What is a peasant? Many people in the United States think it’s a derogatory term referring to people ruled by feudal lords in the middle ages. But it really means a “person of the land or of the country” and in much of the world, family farmers and rural workers continue to embrace the term (“campesino“ in Spanish, “paysan“ in French) to describe themselves and their communities with pride. It’s a term that denotes communities and people who produce food, who have important knowledge and skills, and who prefer autonomy in making decisions in their livelihoods and work. Peasants produce food for the market, not just for themselves. It is estimated that peasants produce well over half of the world’s food.
I grew up in a family farming community in Pennsylvania that has long been under economic pressure to fully transition to a food system dominated by big agribusiness. Many farms have disappeared in recent decades. They have been swallowed up by larger farms that took on more debt, bought bigger machinery, and specialized in producing the one or two crops dictated by agribusiness corporations. The loss of so many farms has destroyed community ties and devastated local businesses and small towns. Rural areas even have considerable hunger.
Where I grew up farming communities, especially those formed by Amish and Mennonite communities, continue to persist and the number of family farms with diverse crops and animals is growing in certain areas. Across the country, young people from many backgrounds continue to aspire to farm and experiment with new ways of making their livelihoods.
Around the world, many national and regional organizations of rural peoples belong to the coalition “La Via Campesina” (the Peasant Way). In North America, members of Via Campesina include the National Family Farm Coalition and the Rural Coalition in the United States and the Canadian National Farmers’ Union.
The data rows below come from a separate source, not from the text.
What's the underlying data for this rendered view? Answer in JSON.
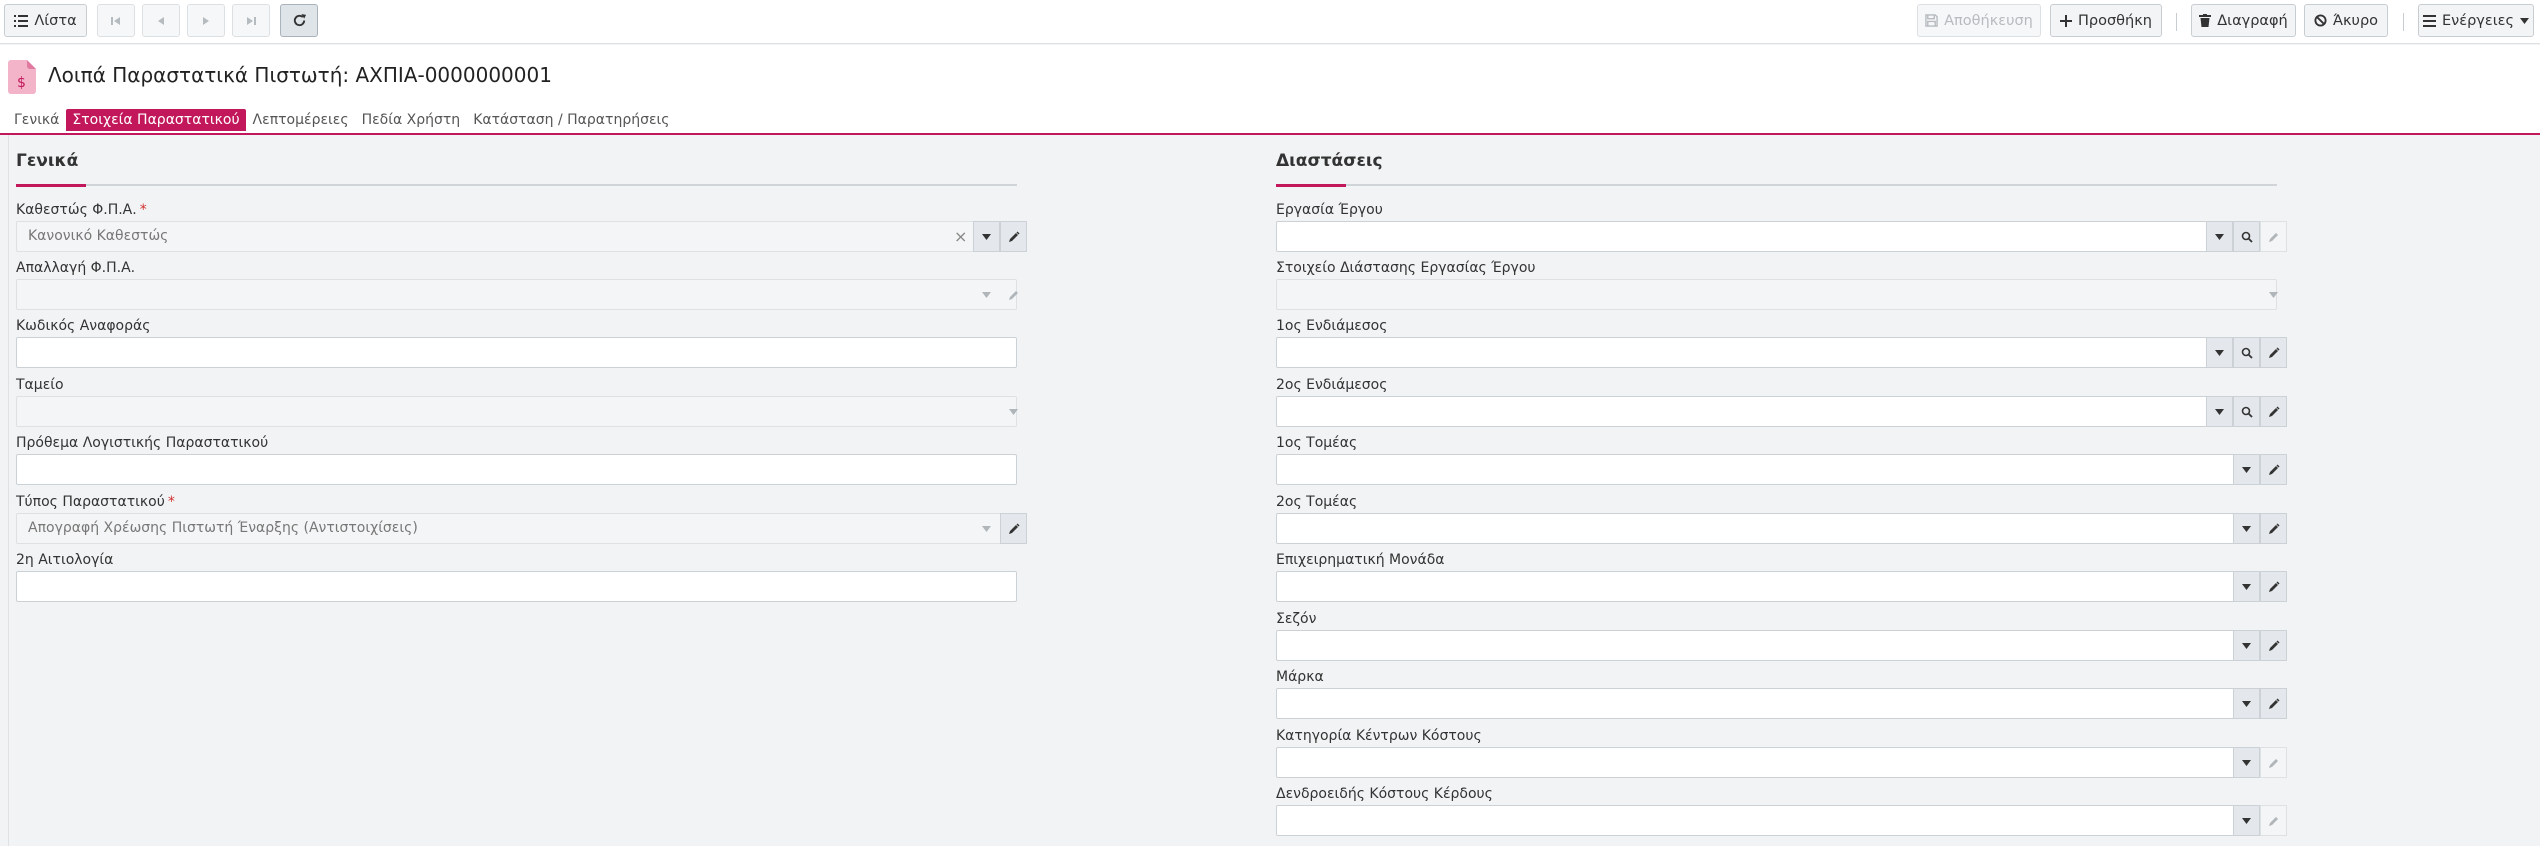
{
  "toolbar": {
    "list_label": "Λίστα",
    "save_label": "Αποθήκευση",
    "add_label": "Προσθήκη",
    "delete_label": "Διαγραφή",
    "cancel_label": "Άκυρο",
    "actions_label": "Ενέργειες"
  },
  "header": {
    "title": "Λοιπά Παραστατικά Πιστωτή: ΑΧΠΙΑ-0000000001",
    "tabs": [
      "Γενικά",
      "Στοιχεία Παραστατικού",
      "Λεπτομέρειες",
      "Πεδία Χρήστη",
      "Κατάσταση / Παρατηρήσεις"
    ]
  },
  "general": {
    "title": "Γενικά",
    "fields": [
      {
        "label": "Καθεστώς Φ.Π.Α.",
        "required": "*",
        "value": "Κανονικό Καθεστώς"
      },
      {
        "label": "Απαλλαγή Φ.Π.Α.",
        "value": ""
      },
      {
        "label": "Κωδικός Αναφοράς",
        "value": ""
      },
      {
        "label": "Ταμείο",
        "value": ""
      },
      {
        "label": "Πρόθεμα Λογιστικής Παραστατικού",
        "value": ""
      },
      {
        "label": "Τύπος Παραστατικού",
        "required": "*",
        "value": "Απογραφή Χρέωσης Πιστωτή Έναρξης (Αντιστοιχίσεις)"
      },
      {
        "label": "2η Αιτιολογία",
        "value": ""
      }
    ]
  },
  "dimensions": {
    "title": "Διαστάσεις",
    "fields": [
      {
        "label": "Εργασία Έργου",
        "value": ""
      },
      {
        "label": "Στοιχείο Διάστασης Εργασίας Έργου",
        "value": ""
      },
      {
        "label": "1ος Ενδιάμεσος",
        "value": ""
      },
      {
        "label": "2ος Ενδιάμεσος",
        "value": ""
      },
      {
        "label": "1ος Τομέας",
        "value": ""
      },
      {
        "label": "2ος Τομέας",
        "value": ""
      },
      {
        "label": "Επιχειρηματική Μονάδα",
        "value": ""
      },
      {
        "label": "Σεζόν",
        "value": ""
      },
      {
        "label": "Μάρκα",
        "value": ""
      },
      {
        "label": "Κατηγορία Κέντρων Κόστους",
        "value": ""
      },
      {
        "label": "Δενδροειδής Κόστους Κέρδους",
        "value": ""
      }
    ]
  }
}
Via Campesina has been hard at work in Geneva with governments and other civil society organizations to draft the United Nations Declaration on the Rights of Peasants and Other People Working in Rural Areas, which is now being presented to the United Nations General Assembly in New York.
The declaration covers diverse people and communities including indigenous peoples, family farmers, fisherfolk, and farmworkers, among others. Key provisions prohibit discrimination against rural people and protect communities from having the land, water, and other natural resources they have depended on taken away from them. Other provisions assert the right to participate fully in government decision-making and to have access to an adequate standard of living, health care, and education. Additionally, the declaration protects their right to food sovereignty, that is, to democratically control their own seed and food production systems and produce food for themselves and not just for the market.
All of these rights and others covered in the new declaration are crucial to the Right to Food, which has been recognized by most countries since 1966. Control of land and food systems by a few companies is a threat to the right to food for everyone. Households working together in their communities can better manage farms, fisheries, forests, and grazing lands and can support more livelihoods by carefully using natural resources. For example, they can grow multiple crops in landscapes of varied soils and use agroecological methods that are sustainable and productive.
Large-scale agribusiness seeks a different kind of efficiency, a damaging efficiency, that employs large machinery to produce a single crop for a large buyer over large areas with minimal labor. This creates few jobs and supports few local businesses. However, peasants and other rural peoples can only exercise their advantages in food production, and help the world realize the Right to Food, if governments begin to take the types of policy actions that follow from the new declaration, instead of devoting all of their resources to agribusiness, as is currently the case.
The natural resources that communities use must be protected, and in some cases, restored. Rural communities must have access to social security, quality healthcare, and education. There must be research and extension services that support the knowledge rural people have and allow them to participate in the building of knowledge and the adaptation of their practices to climate and environmental problems. There is a need for food reserves that stabilize prices at an adequate level, and the development of territorial markets which allow them to produce food for towns and cities without being controlled by single buyers. The rights in the declaration also apply to rural workers who, for example, now pick fruit for large farmers. They must be recognized for their skills and knowledge, and have the opportunity to live well, and to choose and create new futures.
This video tells the remarkable and inspirational story of migrant, indigenous farmworkers working in U.S. berry fields who organized to fight for their rights, forming one of the few independent unions in the country – Familias Unidas por la Justicia – and winning a powerful campaign for justice and dignity. Their story is emblematic of why we need to recognize the human rights of peasants.
The Right to Food will not be realized overnight. We cannot immediately change all the things that are wrong with our food system. But we can start by recognizing the rights of peasants and other rural workers. Then we must move to pressure our governments to adopt policies that support rural communities, indigenous peoples, farmers, fishers, and other people who are food producers.